Alcohol content appears to influence wine “quality” positively, if the wine is at least mediocre (quality level of 5 and greater). Generally, as alcohol content increases, wine quality also increases. The top plot shows the range of the alcohol content for each “quality” level and the bottom plot shows how both the median and means of alcohol content increase with “quality”.
“density” and “alcohol” have the largest correlation with “quality”, but there is an underlying relationship between “density”, “alcohol”, and “residual.sugar”. The top plot shows how “density”" decreases with increasing “alcohol”" content. Additionally, there is a clear separtion between higher and lower “residual.sugar” content. While “residual.sugar”and “density”:“residual.sugar” did not highly correlate with “quality”, this plot shows that there is a separation in “quality”. Since these three features are highly correlated, perhaps not all three features should be included in predicting wine “quality”.

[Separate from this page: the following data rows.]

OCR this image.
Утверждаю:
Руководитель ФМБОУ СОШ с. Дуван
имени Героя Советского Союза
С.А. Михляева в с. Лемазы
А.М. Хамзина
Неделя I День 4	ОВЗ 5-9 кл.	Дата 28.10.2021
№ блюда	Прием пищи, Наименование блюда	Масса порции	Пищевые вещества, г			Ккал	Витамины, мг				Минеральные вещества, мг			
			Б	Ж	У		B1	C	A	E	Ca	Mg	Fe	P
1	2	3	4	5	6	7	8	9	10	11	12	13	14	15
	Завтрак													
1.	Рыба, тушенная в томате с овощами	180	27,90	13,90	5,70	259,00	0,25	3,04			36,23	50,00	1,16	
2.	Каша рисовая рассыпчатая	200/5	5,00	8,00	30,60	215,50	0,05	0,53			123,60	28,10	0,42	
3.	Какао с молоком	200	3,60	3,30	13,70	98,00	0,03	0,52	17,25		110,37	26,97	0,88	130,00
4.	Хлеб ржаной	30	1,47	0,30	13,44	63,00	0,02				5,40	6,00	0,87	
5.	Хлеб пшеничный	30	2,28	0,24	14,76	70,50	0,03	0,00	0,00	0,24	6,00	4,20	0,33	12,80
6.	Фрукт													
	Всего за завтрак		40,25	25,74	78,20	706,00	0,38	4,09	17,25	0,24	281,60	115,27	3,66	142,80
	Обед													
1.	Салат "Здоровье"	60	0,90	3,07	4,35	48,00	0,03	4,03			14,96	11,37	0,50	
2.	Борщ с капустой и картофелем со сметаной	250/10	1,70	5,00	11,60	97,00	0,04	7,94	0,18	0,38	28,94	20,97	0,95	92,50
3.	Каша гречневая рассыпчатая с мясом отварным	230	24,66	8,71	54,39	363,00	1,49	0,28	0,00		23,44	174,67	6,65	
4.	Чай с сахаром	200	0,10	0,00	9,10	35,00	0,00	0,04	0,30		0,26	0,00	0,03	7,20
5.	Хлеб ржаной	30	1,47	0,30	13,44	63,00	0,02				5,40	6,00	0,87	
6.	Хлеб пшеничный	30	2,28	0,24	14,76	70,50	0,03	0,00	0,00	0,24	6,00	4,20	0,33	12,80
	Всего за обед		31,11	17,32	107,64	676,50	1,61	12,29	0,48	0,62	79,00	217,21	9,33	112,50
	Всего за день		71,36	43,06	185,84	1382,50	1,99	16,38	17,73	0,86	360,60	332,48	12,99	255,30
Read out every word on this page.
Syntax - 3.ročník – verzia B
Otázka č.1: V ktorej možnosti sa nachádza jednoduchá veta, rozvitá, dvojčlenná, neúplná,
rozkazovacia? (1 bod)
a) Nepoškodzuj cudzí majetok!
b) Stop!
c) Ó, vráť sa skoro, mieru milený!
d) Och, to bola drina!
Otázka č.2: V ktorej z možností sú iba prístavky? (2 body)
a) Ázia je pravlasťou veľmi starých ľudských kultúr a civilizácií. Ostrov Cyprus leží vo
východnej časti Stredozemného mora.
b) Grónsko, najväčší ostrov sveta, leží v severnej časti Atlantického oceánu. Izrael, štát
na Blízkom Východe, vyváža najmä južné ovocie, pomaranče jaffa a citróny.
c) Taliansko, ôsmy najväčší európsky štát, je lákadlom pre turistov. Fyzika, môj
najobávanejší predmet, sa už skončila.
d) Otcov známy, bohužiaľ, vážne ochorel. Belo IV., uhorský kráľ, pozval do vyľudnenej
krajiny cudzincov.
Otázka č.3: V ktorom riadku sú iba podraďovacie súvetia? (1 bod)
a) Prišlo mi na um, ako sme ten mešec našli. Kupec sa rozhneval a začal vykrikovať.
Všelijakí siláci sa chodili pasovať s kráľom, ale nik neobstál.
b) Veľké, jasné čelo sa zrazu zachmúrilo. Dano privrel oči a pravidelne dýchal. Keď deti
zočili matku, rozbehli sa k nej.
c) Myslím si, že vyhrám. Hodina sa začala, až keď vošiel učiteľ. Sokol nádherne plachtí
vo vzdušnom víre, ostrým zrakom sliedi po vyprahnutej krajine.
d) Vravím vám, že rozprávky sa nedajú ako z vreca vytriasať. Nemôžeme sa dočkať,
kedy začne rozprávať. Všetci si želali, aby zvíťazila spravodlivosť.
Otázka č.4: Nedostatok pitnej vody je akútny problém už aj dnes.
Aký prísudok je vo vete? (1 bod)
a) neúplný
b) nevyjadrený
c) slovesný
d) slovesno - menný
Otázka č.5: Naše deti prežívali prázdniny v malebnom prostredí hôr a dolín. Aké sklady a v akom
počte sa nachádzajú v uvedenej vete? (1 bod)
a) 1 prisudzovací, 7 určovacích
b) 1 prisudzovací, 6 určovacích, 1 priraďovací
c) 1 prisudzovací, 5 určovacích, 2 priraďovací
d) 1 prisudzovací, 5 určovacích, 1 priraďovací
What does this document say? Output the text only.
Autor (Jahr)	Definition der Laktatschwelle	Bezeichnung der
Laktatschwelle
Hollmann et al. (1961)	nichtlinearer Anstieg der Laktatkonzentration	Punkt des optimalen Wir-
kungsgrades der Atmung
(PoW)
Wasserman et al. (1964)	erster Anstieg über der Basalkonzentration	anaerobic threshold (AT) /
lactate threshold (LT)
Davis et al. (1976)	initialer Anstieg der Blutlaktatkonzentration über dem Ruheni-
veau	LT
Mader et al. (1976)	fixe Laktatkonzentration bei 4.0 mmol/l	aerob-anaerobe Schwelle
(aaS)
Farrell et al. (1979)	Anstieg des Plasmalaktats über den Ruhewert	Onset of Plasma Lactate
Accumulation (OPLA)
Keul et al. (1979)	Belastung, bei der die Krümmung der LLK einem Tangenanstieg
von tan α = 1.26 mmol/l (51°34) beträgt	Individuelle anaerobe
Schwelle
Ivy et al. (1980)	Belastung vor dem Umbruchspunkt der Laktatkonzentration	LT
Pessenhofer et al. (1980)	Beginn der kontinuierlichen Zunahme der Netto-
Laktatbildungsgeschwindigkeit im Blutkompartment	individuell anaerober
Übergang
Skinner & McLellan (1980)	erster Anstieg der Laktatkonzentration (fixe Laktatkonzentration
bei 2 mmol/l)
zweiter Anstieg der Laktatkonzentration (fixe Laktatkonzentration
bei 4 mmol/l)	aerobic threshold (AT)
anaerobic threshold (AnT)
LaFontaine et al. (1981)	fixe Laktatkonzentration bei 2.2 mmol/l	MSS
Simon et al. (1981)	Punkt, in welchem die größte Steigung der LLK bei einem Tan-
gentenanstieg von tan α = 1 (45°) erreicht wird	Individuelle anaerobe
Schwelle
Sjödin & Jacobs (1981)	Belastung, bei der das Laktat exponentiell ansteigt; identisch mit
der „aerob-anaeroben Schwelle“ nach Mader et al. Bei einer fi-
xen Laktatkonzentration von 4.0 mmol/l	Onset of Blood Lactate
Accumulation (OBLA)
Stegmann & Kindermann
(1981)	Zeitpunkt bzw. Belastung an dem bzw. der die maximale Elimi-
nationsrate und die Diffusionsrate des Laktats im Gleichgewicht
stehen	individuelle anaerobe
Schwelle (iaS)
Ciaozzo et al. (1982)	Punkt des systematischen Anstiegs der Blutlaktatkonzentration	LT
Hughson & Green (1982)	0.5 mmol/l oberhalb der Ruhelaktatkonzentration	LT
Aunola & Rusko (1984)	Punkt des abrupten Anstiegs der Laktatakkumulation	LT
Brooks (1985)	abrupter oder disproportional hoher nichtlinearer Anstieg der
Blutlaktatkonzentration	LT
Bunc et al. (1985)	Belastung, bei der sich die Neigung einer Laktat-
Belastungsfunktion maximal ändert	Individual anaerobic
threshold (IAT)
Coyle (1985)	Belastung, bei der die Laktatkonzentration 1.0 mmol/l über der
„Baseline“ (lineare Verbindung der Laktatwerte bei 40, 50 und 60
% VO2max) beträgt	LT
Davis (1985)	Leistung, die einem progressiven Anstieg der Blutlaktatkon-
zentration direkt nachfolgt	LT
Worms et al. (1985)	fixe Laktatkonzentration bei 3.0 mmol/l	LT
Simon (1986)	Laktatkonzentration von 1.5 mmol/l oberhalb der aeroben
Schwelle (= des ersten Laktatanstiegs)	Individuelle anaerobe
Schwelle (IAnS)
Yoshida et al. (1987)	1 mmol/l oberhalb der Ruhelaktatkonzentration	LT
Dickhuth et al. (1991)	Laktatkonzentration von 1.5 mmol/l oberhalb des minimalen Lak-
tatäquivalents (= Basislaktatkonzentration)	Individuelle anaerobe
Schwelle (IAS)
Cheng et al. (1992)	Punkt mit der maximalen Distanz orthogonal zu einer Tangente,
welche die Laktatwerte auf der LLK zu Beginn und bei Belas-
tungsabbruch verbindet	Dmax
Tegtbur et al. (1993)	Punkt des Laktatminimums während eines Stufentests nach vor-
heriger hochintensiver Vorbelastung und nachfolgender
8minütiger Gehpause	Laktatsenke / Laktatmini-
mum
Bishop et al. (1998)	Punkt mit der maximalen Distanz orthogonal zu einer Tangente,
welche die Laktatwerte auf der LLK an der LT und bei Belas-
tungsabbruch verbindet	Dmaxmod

This last plot shows that there are two subsets of sugar content wine for people who prefer sweeter wines or drier wines. It was analyzed that other than sugar content, these subsets were not significantly different from the average of all wnes.
The most difficult parf of the analysis was recognizing that wine “quality” could not be treated as a continuous variable, like diamond price. At first, I was trying to find which feature transformations would lead to the highest correlation with “quality”. Since there are only seven “quality” categories, correlations do not tell the whole story. After this realization, the analysis became easier and I was able to ask interesting questions. I think finding the interesting subsets (citric acid peak, and residual sugar subsets) will be useful for future analysis and applying a machine learning algoritm.